La speranza del perdono       sì è data a chi la uole;20
     & io a colui la dono       che del suo peccato dole,
     non a quel che peccar sole       à spem ch’io non facci la uegnanza.
Po l peccato hauea commesso,       sì dicea del confessare;
     el nemico dicea con esso:       tu no l porrai mai fare;24
     co porrai pena portare       de cusì grande offensanza?
La pena che è portata       en questo mondo del peccato,
     lebbe cosa è reputata       a pensar de quello stato
     nel qual l’uomo n’è dannato       per la sua gran nequitanza.28
Col sozo laido peccato5       me tenea col uergognare
     & diceame: en esso stato       tu nol porrai confessare;
     co porrai al prete spalare       così grande abominanza?

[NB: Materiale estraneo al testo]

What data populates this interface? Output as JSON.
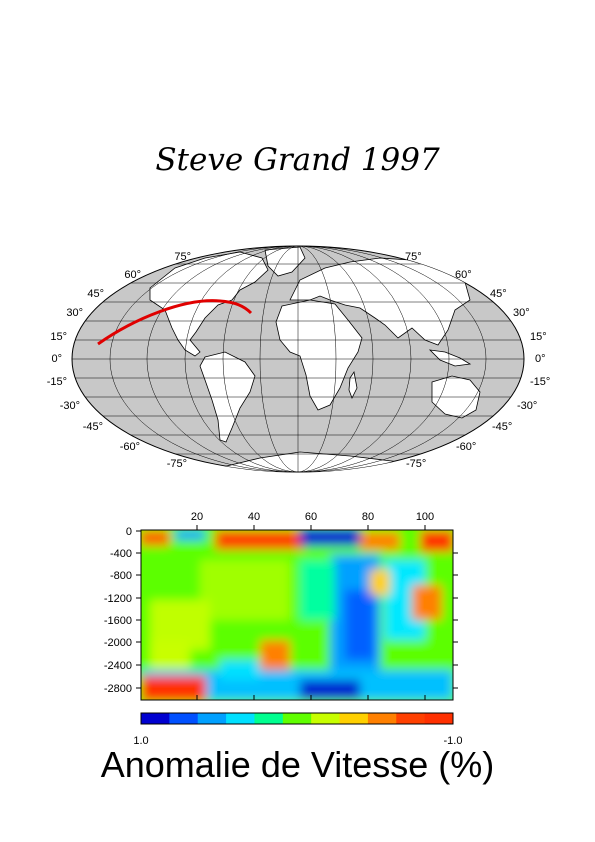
{
  "title": "Steve Grand 1997",
  "map": {
    "projection": "mollweide",
    "lat_labels_left": [
      "75°",
      "60°",
      "45°",
      "30°",
      "15°",
      "0°",
      "-15°",
      "-30°",
      "-45°",
      "-60°",
      "-75°"
    ],
    "lat_labels_right": [
      "75°",
      "60°",
      "45°",
      "30°",
      "15°",
      "0°",
      "-15°",
      "-30°",
      "-45°",
      "-60°",
      "-75°"
    ],
    "ocean_color": "#c8c8c8",
    "land_color": "#ffffff",
    "profile_color": "#e00000"
  },
  "chart_data": {
    "type": "heatmap",
    "x_ticks": [
      "20",
      "40",
      "60",
      "80",
      "100"
    ],
    "y_ticks": [
      "0",
      "-400",
      "-800",
      "-1200",
      "-1600",
      "-2000",
      "-2400",
      "-2800"
    ],
    "colorbar_min_label": "1.0",
    "colorbar_max_label": "-1.0",
    "colorbar_colors": [
      "#0000d0",
      "#0050ff",
      "#00a0ff",
      "#00e0ff",
      "#00ff90",
      "#60ff00",
      "#c8ff00",
      "#ffd000",
      "#ff8000",
      "#ff4000",
      "#ff3000"
    ]
  },
  "caption": "Anomalie de Vitesse (%)"
}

Meglio t’è d’auer uergogna       denante al preite mio,32
     che hauerla poi con doglia       al iudicar che farò io,
     che mostraraio el facto tio       en cusì grande adunanza.
Et io me rendo or pentuto       de la mia offensione,
     ché non so stato aueduto       de la mia saluatione;36
     pregote Dio, mio patrone,       che de me aggi piatanza.
Poi ch’a me te sei renduto,       sì te uoglio recepire;
     et questo pacto sia statuto       che non degge più fallire;
     ch’io non porrìa suffrire       cusì grande sconoscenza.40


De l’anema contrita de l’offesa di Dio.          .xi.


     SIgnore, damme la morte       nante ch’io più te offenda;
     et lo cor me se fenda       ch’en mal perseuerando.
Signor, non t’è giouato       mostrarme cortesìa;
     tanto so stato engrato,       pieno di uillanìa!4
     pun fin a la uita mia       ch’è gita te contrastando.